Memiliki rumah merupakan suatu impian bagi kebanyakan orang. Dengan memiliki rumah tentu tidak perlu pusing lagi memikirkan tempat tinggal.
Berdasarkan publikasi terbaru dari Badan Pusat Statistik (BPS) yang berjudul Indikator Perumahan dan Kesehatan Lingkungan 2023, sebanyak 84,79% rumah tangga di Indonesia memiliki rumah sendiri.

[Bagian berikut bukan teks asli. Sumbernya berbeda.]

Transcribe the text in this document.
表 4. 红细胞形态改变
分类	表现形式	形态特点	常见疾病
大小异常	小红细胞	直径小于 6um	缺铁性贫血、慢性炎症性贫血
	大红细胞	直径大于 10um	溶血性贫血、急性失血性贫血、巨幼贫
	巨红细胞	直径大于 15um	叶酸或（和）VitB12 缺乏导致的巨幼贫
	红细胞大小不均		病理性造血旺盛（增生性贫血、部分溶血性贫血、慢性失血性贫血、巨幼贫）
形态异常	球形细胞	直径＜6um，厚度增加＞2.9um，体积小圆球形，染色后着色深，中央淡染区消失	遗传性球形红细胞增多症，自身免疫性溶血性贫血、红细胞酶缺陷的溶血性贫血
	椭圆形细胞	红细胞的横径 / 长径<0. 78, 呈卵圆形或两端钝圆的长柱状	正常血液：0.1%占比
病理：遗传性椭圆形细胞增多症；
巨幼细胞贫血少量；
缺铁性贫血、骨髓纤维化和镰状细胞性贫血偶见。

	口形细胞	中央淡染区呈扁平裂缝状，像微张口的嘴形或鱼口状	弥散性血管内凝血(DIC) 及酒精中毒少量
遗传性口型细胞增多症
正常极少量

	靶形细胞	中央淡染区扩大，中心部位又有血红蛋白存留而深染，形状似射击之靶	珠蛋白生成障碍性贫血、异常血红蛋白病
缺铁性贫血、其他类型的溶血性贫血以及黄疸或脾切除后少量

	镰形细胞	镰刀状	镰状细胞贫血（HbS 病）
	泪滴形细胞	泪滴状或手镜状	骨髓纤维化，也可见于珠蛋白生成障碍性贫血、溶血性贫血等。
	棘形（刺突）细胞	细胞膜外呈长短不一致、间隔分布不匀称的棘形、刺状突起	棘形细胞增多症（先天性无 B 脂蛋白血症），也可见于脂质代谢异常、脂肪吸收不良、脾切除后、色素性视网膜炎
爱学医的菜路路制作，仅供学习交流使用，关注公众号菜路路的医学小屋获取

Hal ini meningkat jika dibandingkan pada 2021 yang sebesar 81,08%.
Naiknya persentase pemilikan rumah di tiga tahun terakhir menunjukkan bahwa program-program terkait kepemilikan perumahan di level rumah tangga sedang berjalan dengan baik meskipun kenaikannya hanya sekitar 3%. Meski demikian, masih ada 15,21% rumah tangga yang belum memiliki rumah sendiri.
SCROLL TO CONTINUE WITH CONTENT
Dari 84,79% keluarga yang punya rumah sendiri, sebanyak 92,38% rumah tangga di perdesaan menempati rumah milik sendiri, lebih tinggi dibandingkan di perkotaan yang sebesar 79,36%. Di sisi lain, persentase rumah tangga yang sewa/kontrak tempat tinggal di perkotaan sebesar 8,03%, jauh lebih tinggi dibandingkan di perdesaan yang hanya 0,89%.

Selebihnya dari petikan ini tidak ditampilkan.